Share all successes with all stakeholders! Every little step forward should be celebrated publically, and communicated widely. Use your own newsletters and school website, the local press and all school community meetings to tell everybody about the positive spinoff for everybody at the school, of the school’s move towards inclusion. Keep communicating with everybody all the way through the process – mention examples of practices at Governing Body meetings, when attending conferences and at staff meetings.
Trust the children to speed up your progress! They will always challenge you to think about the next step sooner than you thought you would need to! Look at what children can do at school, and do not focus on what they can't!
Replace those teachers who leave because they are struggling with the ‘new rules for behaviour’, with those who believe in inclusion and it’s benefits. Believe me, there are teachers out there who have come to our school because they have felt isolated at their previous schools because others didn’t see things the way they did. They know that being at an inclusive school is hard work, but good teaching is also hard work!

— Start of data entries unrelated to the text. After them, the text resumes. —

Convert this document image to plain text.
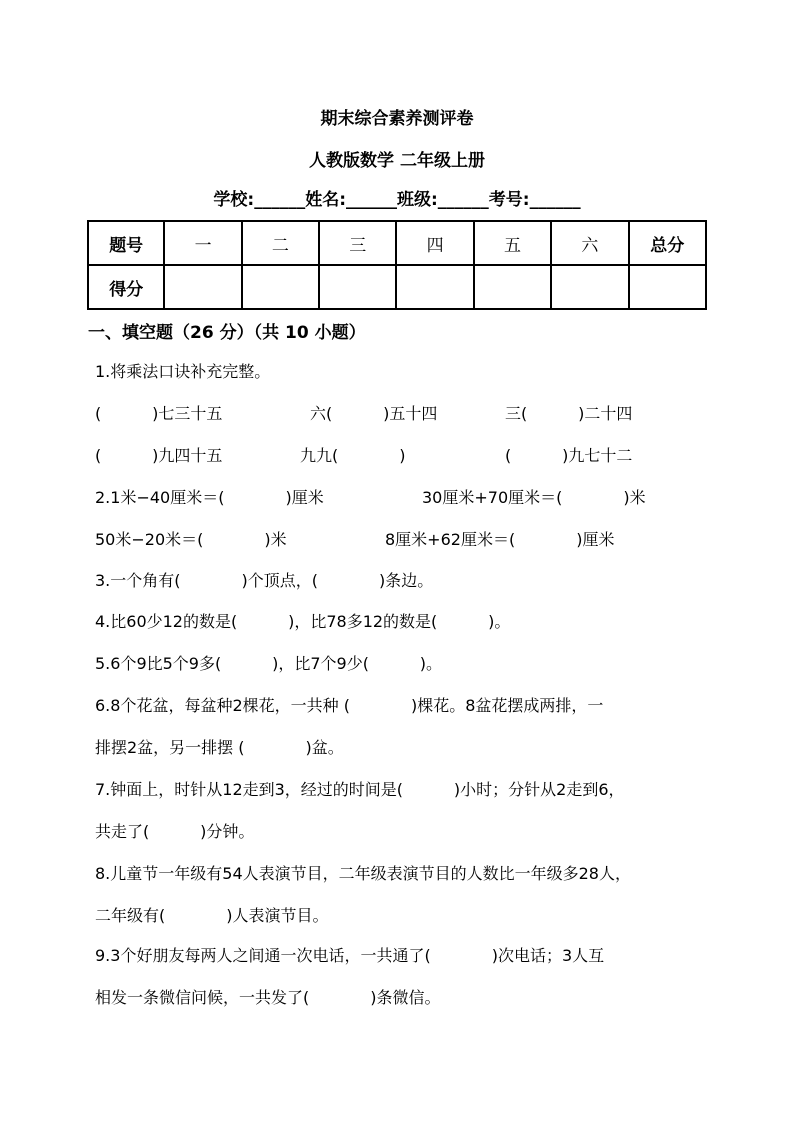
期末综合素养测评卷
人教版数学 二年级上册
学校:______姓名:______班级:______考号:______
题号	一	二	三	四	五	六	总分
得分							
一、填空题（26 分）（共 10 小题）
1.将乘法口诀补充完整。
(          )七三十五	六(          )五十四	三(          )二十四
(          )九四十五	九九(            )	(          )九七十二
2.1米−40厘米＝(            )厘米	30厘米+70厘米＝(            )米
50米−20米＝(            )米	8厘米+62厘米＝(            )厘米
3.一个角有(            )个顶点，(            )条边。
4.比60少12的数是(          )，比78多12的数是(          )。
5.6个9比5个9多(          )，比7个9少(          )。
6.8个花盆，每盆种2棵花，一共种 (            )棵花。8盆花摆成两排，一
排摆2盆，另一排摆 (            )盆。
7.钟面上，时针从12走到3，经过的时间是(          )小时；分针从2走到6，
共走了(          )分钟。
8.儿童节一年级有54人表演节目，二年级表演节目的人数比一年级多28人，
二年级有(            )人表演节目。
9.3个好朋友每两人之间通一次电话，一共通了(            )次电话；3人互
相发一条微信问候，一共发了(            )条微信。
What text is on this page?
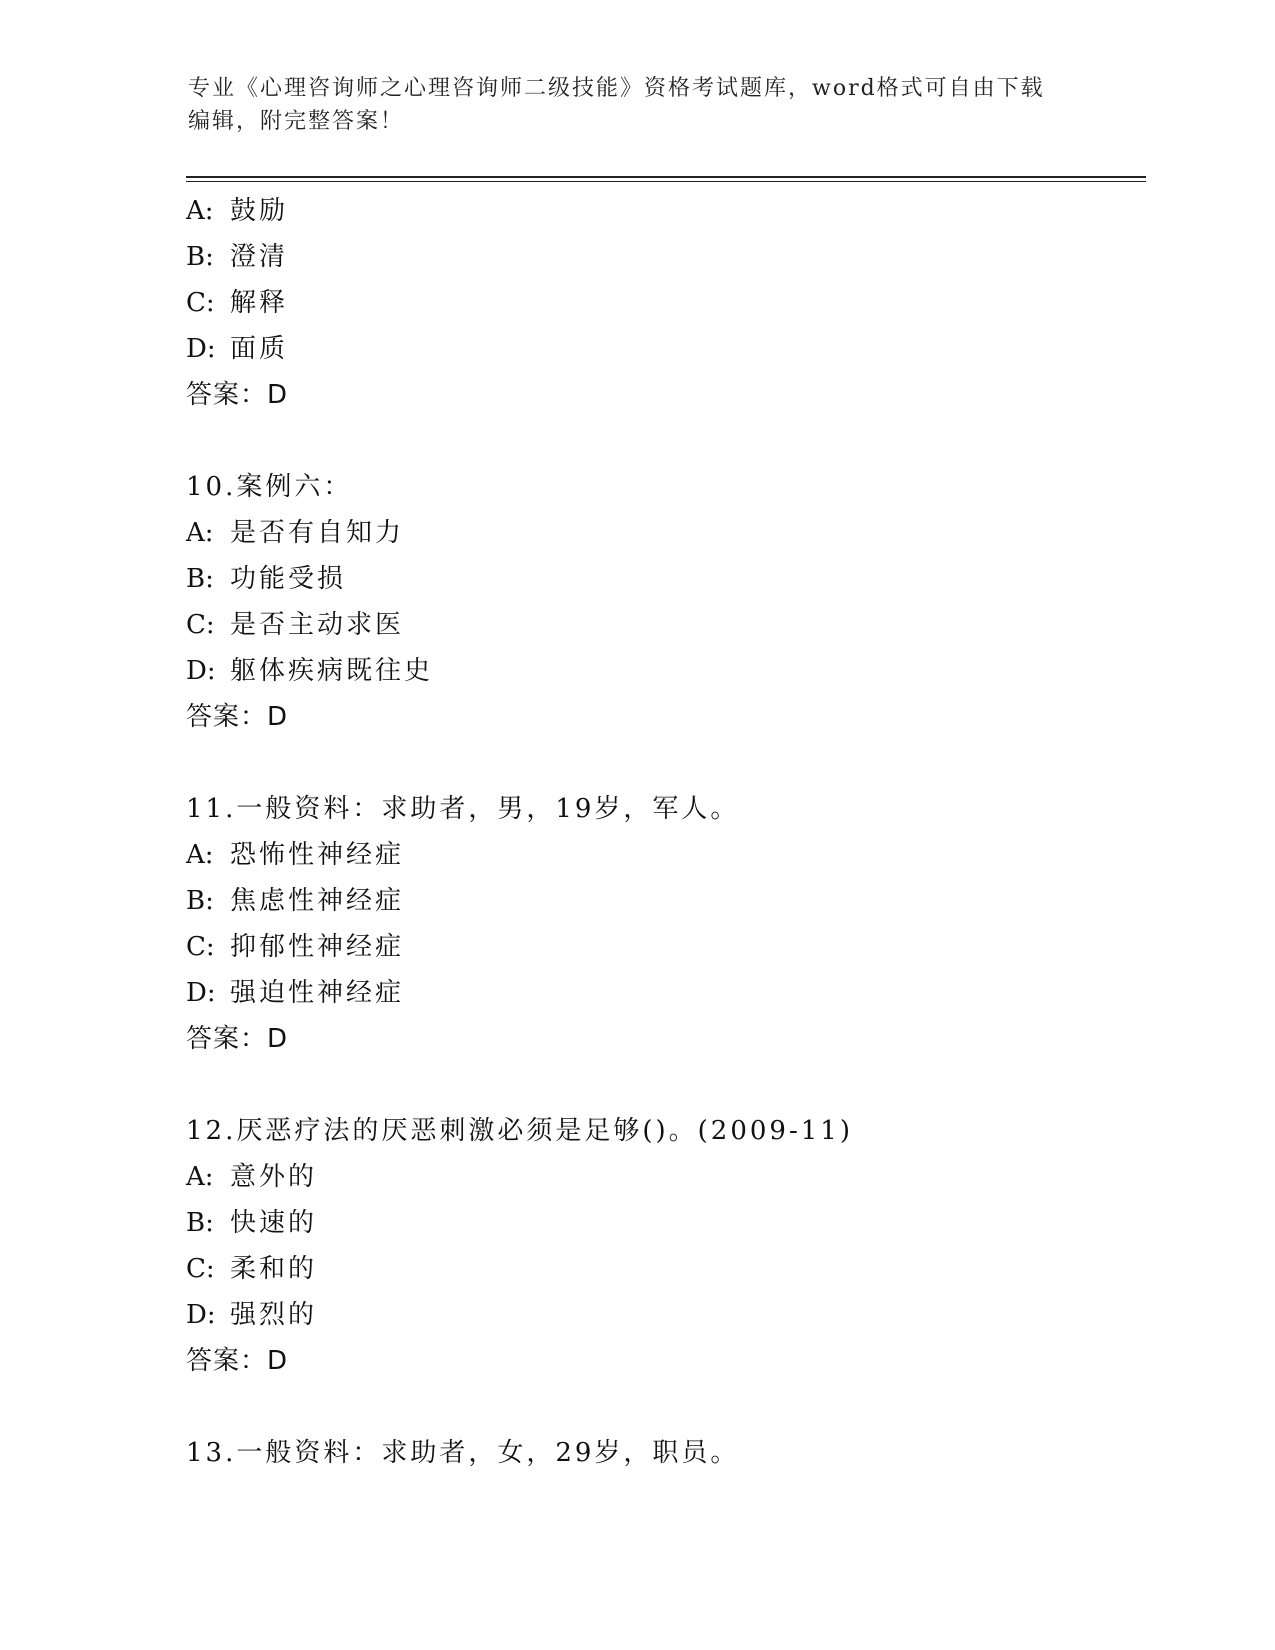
专业《心理咨询师之心理咨询师二级技能》资格考试题库，word格式可自由下载
编辑，附完整答案！
A: 鼓励
B: 澄清
C: 解释
D: 面质
答案：D
10.案例六：
A: 是否有自知力
B: 功能受损
C: 是否主动求医
D: 躯体疾病既往史
答案：D
11.一般资料：求助者，男，19岁，军人。
A: 恐怖性神经症
B: 焦虑性神经症
C: 抑郁性神经症
D: 强迫性神经症
答案：D
12.厌恶疗法的厌恶刺激必须是足够()。(2009-11)
A: 意外的
B: 快速的
C: 柔和的
D: 强烈的
答案：D
13.一般资料：求助者，女，29岁，职员。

Don't lead the process alone, the more people in the school who take up the challenge the better. Try to get everyone at school knowledgeable. We have found training our ground and cleaning staff has been well worth the hours! They care for our children around the school when we are not there, and they understand which children need special handling!
Don't follow policy to the letter. Each school will change, adapt and develop better policies than those presented! Each school is different as it serves a different community – this means that each school will need to tweak the policies, maybe only just for some children!
Make sure you teach children with exceptionalities yourself to model good practice! Many principals have given up their primary focus when they became principals. For me, my special joy is teaching on Fridays! I teach three combined classes of very bright children between the ages of 7 and 13, and when I return to my office after teaching, I am bursting with enthusiasm to share the little anecdotes about who said what, who surprised me today, who was ‘hanging from the chandeliers’ and who had just produced a fully professional movie on Leonardo da Vinci for their latest project!Because I teach, and because I teach ‘different’ children, I can share my teachers’ frustrations but also share some of my ideas that have worked when dealing with those who are ‘energetic’.
Keep evaluating your school practice. This is very important as some ideas will work and some won’t. Accept that you won't always get everything right and that sometimes children need more help than you can provide. Just about every child with every syndrome is different anyway so saying that your school can deal with children who have Down’s but not with children who have autism, is misleading.Walking along the road to inclusion has been an exceptionally positive move for our school. We have lost some good teachers but have gained others, lost some fabulous children but gained others, deflected some negative publicity but gained other very positive! Your school’s road will be very different from ours but is certainly will be worth every step! Ours has been!